St Petersburg University scholars create a method for automatic detection of irony in speech
Linguists from St Petersburg University, in a study of speech, have identified gesture, intonation, and mimic patterns typical of a person who uses ironic expressions in his or her speech. Determining the key differences between ironic and neutral conversation will help to improve automatic speech recognition and audio-visual synthesis systems based on artificial intelligence.
Voice and audio-visual assistants have become a part of modern man's life. Still, a significant part of the techniques a person uses in speech in everyday life is clear only in a conversation between people. For example, ironic statements depend directly on the situation and intonation, so they are usually understood only intuitively and are not recognised by artificial intelligence.
The research findings are published in the proceedings of the International Conference on Speech and Computer.
When watching a film or reading a book, you can tell whether a character's words are ironic by the context. However, in modern dialogues, context is often missing. When we say ironically ‘You wish!’, ‘Sure!’ or ‘Aha!’ in a telephone conversation, the irony is only conveyed through intonation.

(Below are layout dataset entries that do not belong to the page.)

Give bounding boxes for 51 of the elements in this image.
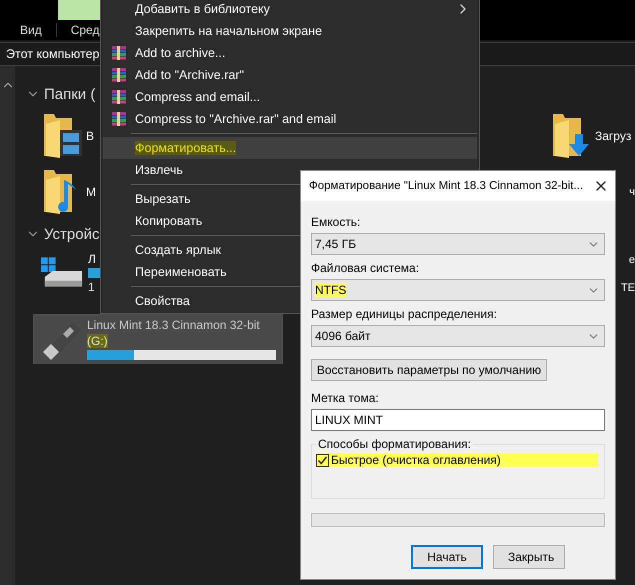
address-path: Этот компьютер [6,47,100,61]
dropdown[interactable]: NTFS [311,279,605,301]
menu-item-label: Compress and email... [135,90,260,104]
section-title: Папки ( [44,86,96,102]
section-title: Устройс [44,226,100,242]
menu-item-label: Add to archive... [135,46,226,60]
folder-name[interactable]: В [86,129,94,143]
dialog-button[interactable]: Начать [411,545,483,569]
restore-defaults-button[interactable]: Восстановить параметры по умолчанию [311,359,547,381]
folder-name[interactable]: М [86,185,96,199]
menu-item-label: Извлечь [135,163,183,177]
drive-letter: (G:) [87,334,108,348]
download-folder-icon [551,112,591,160]
field-label: Метка тома: [311,391,380,405]
volume-label-field[interactable]: LINUX MINT [311,409,605,431]
menu-item[interactable]: Добавить в библиотеку [103,0,477,20]
archive-books-icon [111,89,127,105]
group-title: Способы форматирования: [317,437,472,451]
menu-item[interactable]: Форматировать... [103,137,477,159]
archive-books-icon [111,67,127,83]
video-folder-icon [42,112,82,160]
menu-item-label: Compress to "Archive.rar" and email [135,112,336,126]
checkbox[interactable] [316,454,329,466]
ribbon-tab[interactable]: Вид [6,23,56,37]
dropdown[interactable]: 4096 байт [311,325,605,347]
menu-item[interactable]: Add to archive... [103,42,477,64]
menu-item[interactable]: Compress to "Archive.rar" and email [103,108,477,130]
field-label: Файловая система: [311,261,420,275]
contextual-tab-header [58,0,100,20]
dropdown[interactable]: 7,45 ГБ [311,233,605,255]
menu-item-label: Добавить в библиотеку [135,2,270,16]
archive-books-icon [111,111,127,127]
drive-size: 1 [88,280,95,294]
menu-item[interactable]: Add to "Archive.rar" [103,64,477,86]
field-label: Емкость: [311,215,362,229]
partial-text: ч [629,186,635,198]
menu-item-label: Add to "Archive.rar" [135,68,244,82]
partial-text: е [628,254,635,266]
partial-text: ТЕ [620,282,635,294]
menu-item-label: Форматировать... [135,141,236,155]
drive-tile[interactable]: Linux Mint 18.3 Cinnamon 32-bit (G:) [33,314,283,364]
menu-item-label: Вырезать [135,192,191,206]
drive-name: Linux Mint 18.3 Cinnamon 32-bit [87,318,261,332]
archive-books-icon [111,45,127,61]
dialog-title: Форматирование "Linux Mint 18.3 Cinnamon 32-bit... [309,180,584,192]
menu-item[interactable]: Compress and email... [103,86,477,108]
quick-format-checkbox[interactable]: Быстрое (очистка оглавления) [316,453,598,467]
dialog-button[interactable]: Закрыть [493,545,565,569]
folder-name[interactable]: Загруз [595,129,632,143]
field-label: Размер единицы распределения: [311,307,498,321]
menu-item-label: Закрепить на начальном экране [135,24,322,38]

Unlike regular humour and jokes, irony is not just adding a playful connotation to the meaning, but an opportunity to question your own statement or even reverse its meaning. If the voice assistant fails to recognise this type of irony and takes an ironic ‘Sure!’ as an agreement, the communication will fail or lead to undesirable consequences.

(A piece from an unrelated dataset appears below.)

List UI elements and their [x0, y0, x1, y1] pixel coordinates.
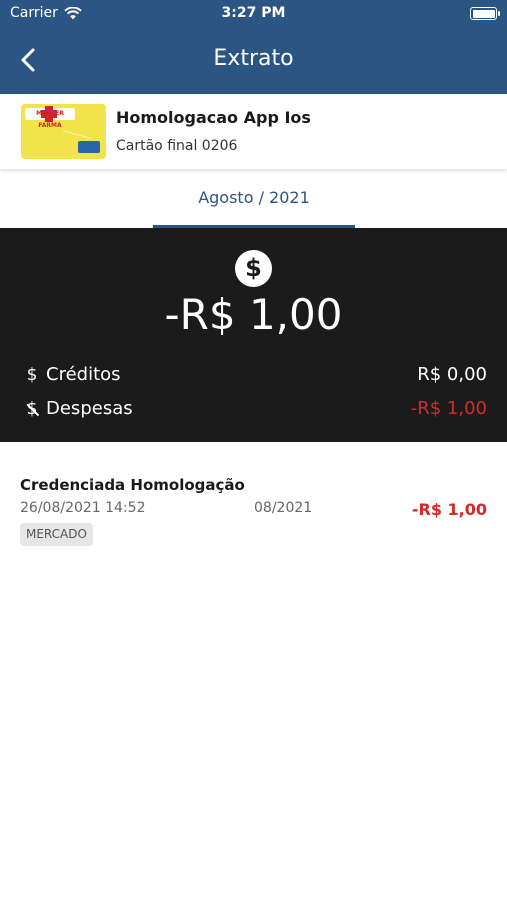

According to linguists, irony in the speaker's words can be recognised with the help of video, as the meaning can become clear thanks to facial expressions and gestures. The researchers from St Petersburg University analysed fragments of conversations from Russian films and TV series because in the actor's speech emotions are expressed most vividly. Then, they recorded the speech of 60 speakers, native Russian speakers, in an acoustic booth at the Department of Phonetics and Methods of Teaching Foreign Languages of St Petersburg University. It is the first time such a selection of ironic speech samples in the Russian language has been made.

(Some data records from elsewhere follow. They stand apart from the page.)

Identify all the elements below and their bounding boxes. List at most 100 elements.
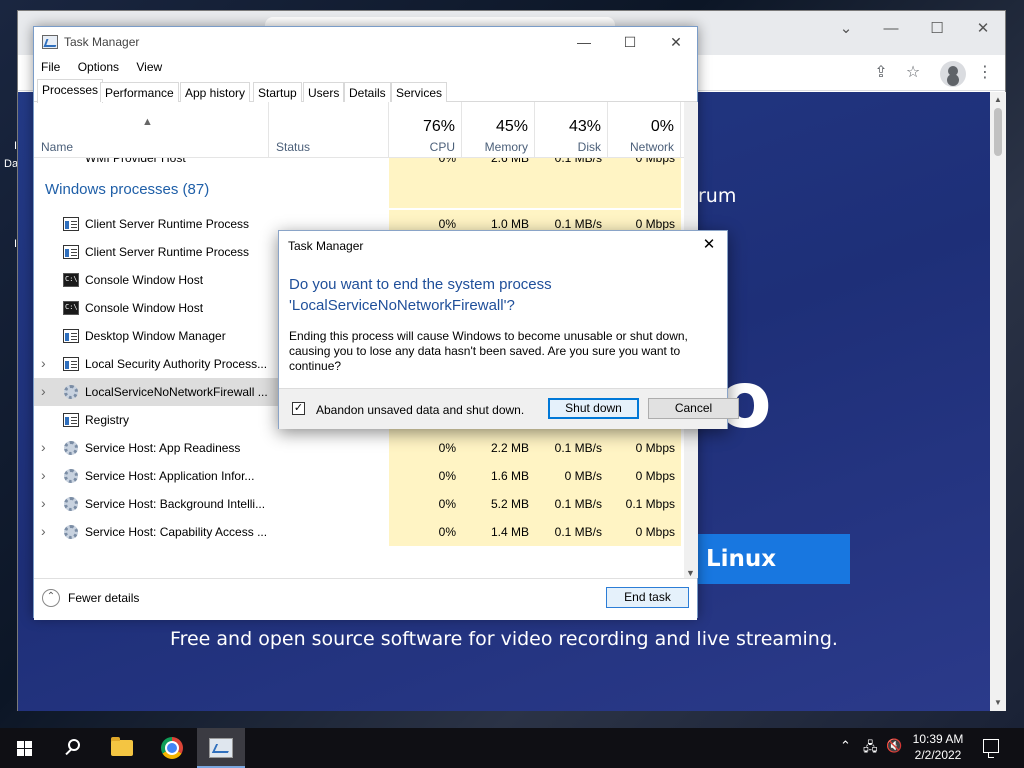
console-icon <box>63 273 79 287</box>
process-memory: 1.6 MB <box>462 462 535 490</box>
expand-chevron-icon[interactable]: › <box>41 439 46 455</box>
cpu-band <box>389 172 462 208</box>
checkbox-label[interactable]: Abandon unsaved data and shut down. <box>316 403 524 417</box>
group-header: Windows processes (87) <box>45 181 210 198</box>
volume-muted-icon[interactable]: 🔇 <box>886 738 902 754</box>
tab-users[interactable]: Users <box>303 82 345 102</box>
process-cpu: 0% <box>389 434 462 462</box>
tab-startup[interactable]: Startup <box>253 82 302 102</box>
desktop-icon-label-fragment[interactable]: Da <box>4 158 18 170</box>
cpu-label: CPU <box>429 140 455 154</box>
abandon-data-checkbox[interactable]: ✓ <box>292 402 305 415</box>
close-icon[interactable]: ✕ <box>697 234 721 256</box>
file-explorer-button[interactable] <box>98 728 146 768</box>
table-row[interactable]: › Service Host: Background Intelli... 0% 5.… <box>34 490 684 518</box>
memory-total: 45% <box>495 118 528 135</box>
column-status[interactable]: Status <box>269 102 389 158</box>
table-row[interactable]: › Service Host: Application Infor... 0% 1.6… <box>34 462 684 490</box>
process-memory: 2.2 MB <box>462 434 535 462</box>
network-label: Network <box>629 140 674 154</box>
process-name: Local Security Authority Process... <box>85 357 268 371</box>
column-network[interactable]: 0% Network <box>608 102 681 158</box>
minimize-icon[interactable]: — <box>868 15 914 43</box>
gear-icon <box>64 497 78 511</box>
menu-icon[interactable]: ⋮ <box>972 61 998 85</box>
process-memory: 1.4 MB <box>462 518 535 546</box>
maximize-icon[interactable]: ☐ <box>607 27 653 57</box>
fewer-details-link[interactable]: Fewer details <box>68 591 139 605</box>
expand-chevron-icon[interactable]: › <box>41 523 46 539</box>
dialog-body: Ending this process will cause Windows t… <box>289 329 688 373</box>
gear-icon <box>64 441 78 455</box>
close-icon[interactable]: ✕ <box>653 27 699 57</box>
column-name-label: Name <box>41 140 74 154</box>
tm-titlebar[interactable]: Task Manager — ☐ ✕ <box>34 27 697 57</box>
network-icon[interactable]: 🖧 <box>863 738 878 760</box>
table-row[interactable]: › Service Host: App Readiness 0% 2.2 MB 0.1 … <box>34 434 684 462</box>
linux-download-button[interactable]: Linux <box>688 534 850 584</box>
menu-file[interactable]: File <box>34 57 67 77</box>
column-cpu[interactable]: 76% CPU <box>389 102 462 158</box>
scroll-up-icon[interactable]: ▲ <box>990 92 1006 108</box>
tab-services[interactable]: Services <box>391 82 448 102</box>
scroll-down-icon[interactable]: ▼ <box>686 568 695 578</box>
cancel-button[interactable]: Cancel <box>648 398 739 419</box>
table-row[interactable]: WMI Provider Host 0% 2.6 MB 0.1 MB/s 0 M… <box>34 158 684 172</box>
minimize-icon[interactable]: — <box>561 27 607 57</box>
task-manager-icon <box>42 35 58 49</box>
column-name[interactable]: ▲ Name <box>34 102 269 158</box>
scroll-thumb[interactable] <box>994 108 1002 156</box>
tab-search-icon[interactable]: ⌄ <box>823 15 869 43</box>
window-icon <box>63 245 79 259</box>
maximize-icon[interactable]: ☐ <box>914 15 960 43</box>
process-name: Service Host: App Readiness <box>85 441 241 455</box>
process-network: 0.1 Mbps <box>608 490 681 518</box>
menu-view[interactable]: View <box>129 57 169 77</box>
chevron-up-icon[interactable]: ⌃ <box>42 589 60 607</box>
tm-tabs: Processes Performance App history Startu… <box>34 79 697 103</box>
process-name: Console Window Host <box>85 273 204 287</box>
clock[interactable]: 10:39 AM 2/2/2022 <box>905 731 971 763</box>
expand-chevron-icon[interactable]: › <box>41 355 46 371</box>
memory-label: Memory <box>484 140 528 154</box>
page-scrollbar[interactable]: ▲ ▼ <box>990 92 1006 711</box>
tab-performance[interactable]: Performance <box>100 82 179 102</box>
disk-total: 43% <box>568 118 601 135</box>
table-row[interactable]: › Service Host: Capability Access ... 0% 1.… <box>34 518 684 546</box>
chrome-button[interactable] <box>148 728 196 768</box>
search-button[interactable] <box>48 728 96 768</box>
profile-icon[interactable] <box>940 61 966 87</box>
task-manager-taskbar-button[interactable] <box>197 728 245 768</box>
expand-chevron-icon[interactable]: › <box>41 467 46 483</box>
process-name: Registry <box>85 413 130 427</box>
star-icon[interactable]: ☆ <box>900 61 926 85</box>
notification-icon[interactable] <box>983 739 999 753</box>
close-icon[interactable]: ✕ <box>960 15 1006 43</box>
scroll-down-icon[interactable]: ▼ <box>990 695 1006 711</box>
tab-processes[interactable]: Processes <box>37 79 104 103</box>
expand-chevron-icon[interactable]: › <box>41 495 46 511</box>
chevron-up-icon[interactable]: ⌃ <box>840 738 851 754</box>
column-memory[interactable]: 45% Memory <box>462 102 535 158</box>
group-header-row[interactable]: Windows processes (87) <box>34 172 684 208</box>
forum-link-fragment[interactable]: rum <box>698 185 736 207</box>
disk-label: Disk <box>577 140 601 154</box>
end-task-button[interactable]: End task <box>606 587 689 608</box>
dialog-heading: Do you want to end the system process 'L… <box>289 276 552 314</box>
column-disk[interactable]: 43% Disk <box>535 102 608 158</box>
process-disk: 0.1 MB/s <box>535 490 608 518</box>
menu-options[interactable]: Options <box>71 57 126 77</box>
share-icon[interactable]: ⇪ <box>868 61 894 85</box>
process-cpu: 0% <box>389 462 462 490</box>
expand-chevron-icon[interactable]: › <box>41 383 46 399</box>
start-button[interactable] <box>0 728 48 768</box>
process-network: 0 Mbps <box>608 434 681 462</box>
chrome-icon <box>161 737 183 759</box>
tab-app-history[interactable]: App history <box>180 82 251 102</box>
clock-date: 2/2/2022 <box>914 748 962 762</box>
sort-ascending-icon: ▲ <box>142 116 153 128</box>
tab-details[interactable]: Details <box>344 82 391 102</box>
process-disk: 0.1 MB/s <box>535 158 608 172</box>
shut-down-button[interactable]: Shut down <box>548 398 639 419</box>
window-icon <box>63 217 79 231</box>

Earlier, experts from St Petersburg University have used digital algorithms to create a musical excerpt from the first day of the Great Patriotic War based on eyewitness diaries.
The recording was made simultaneously on a professional microphone and a video camera with a high frame rate. The researchers analysed the gestures and facial expressions of the speakers and processed the audio signals using special software. Then, experiments on perception were conducted: in one experiment, the participants listened to a short audio fragment and chose the corresponding passage of text with or without irony; in another, the viewers performed the same task, watching frames without sound; in the third experiment, the participants listened and watched at the same time. According to Uliana Kochetkova, Associate Professor in the Department of Phonetics and Methods of Teaching Foreign Languages at St Petersburg University, this made it possible to identify the intonation and gestures and facial expressions in which native speakers are able to hear and see irony, even without knowing the context. After that, the characteristics of the utterances with irony were ‘transplanted’ to the utterances without irony (and vice versa) and also given to native speakers to listen to. This helped to evaluate the role of each characteristic in expressing ironic meaning.
‘We conducted experiments on audio perception and also performed various modifications of the audio signal in order to pinpoint the intonations and gestures (facial expressions) patterns that are perceived by listeners and viewers as ironic without relying on any context,’ Uliana Kochetkova said.
According to Uliana Kochetkova, in ironic utterances, contrast is important as compared to the usual ‘neutral’ mode: the speed of speech, its volume, register, and voice range change. The nature of these changes also depends on the type of sentence. For example, ironic questions will differ from exclamations by a more noticeable increase in volume and a more noticeable stretching of words and individual sounds.
In gestures and facial expressions, irony is characterised not only by specific movements, for example of the lips and eyebrows, but also by the way they are combined as well as their relationship to the audio signal. As part of the fundamental research, the scholars have gained knowledge on what parameters a person uses to colour their speech ironically, and by which they determine it in the speech of the interlocutor.
The work on identifying speech patterns, such as irony, relying on sound and gesticulation allows to improve automatic speech recognition and audio-visual synthesis systems based on artificial intelligence.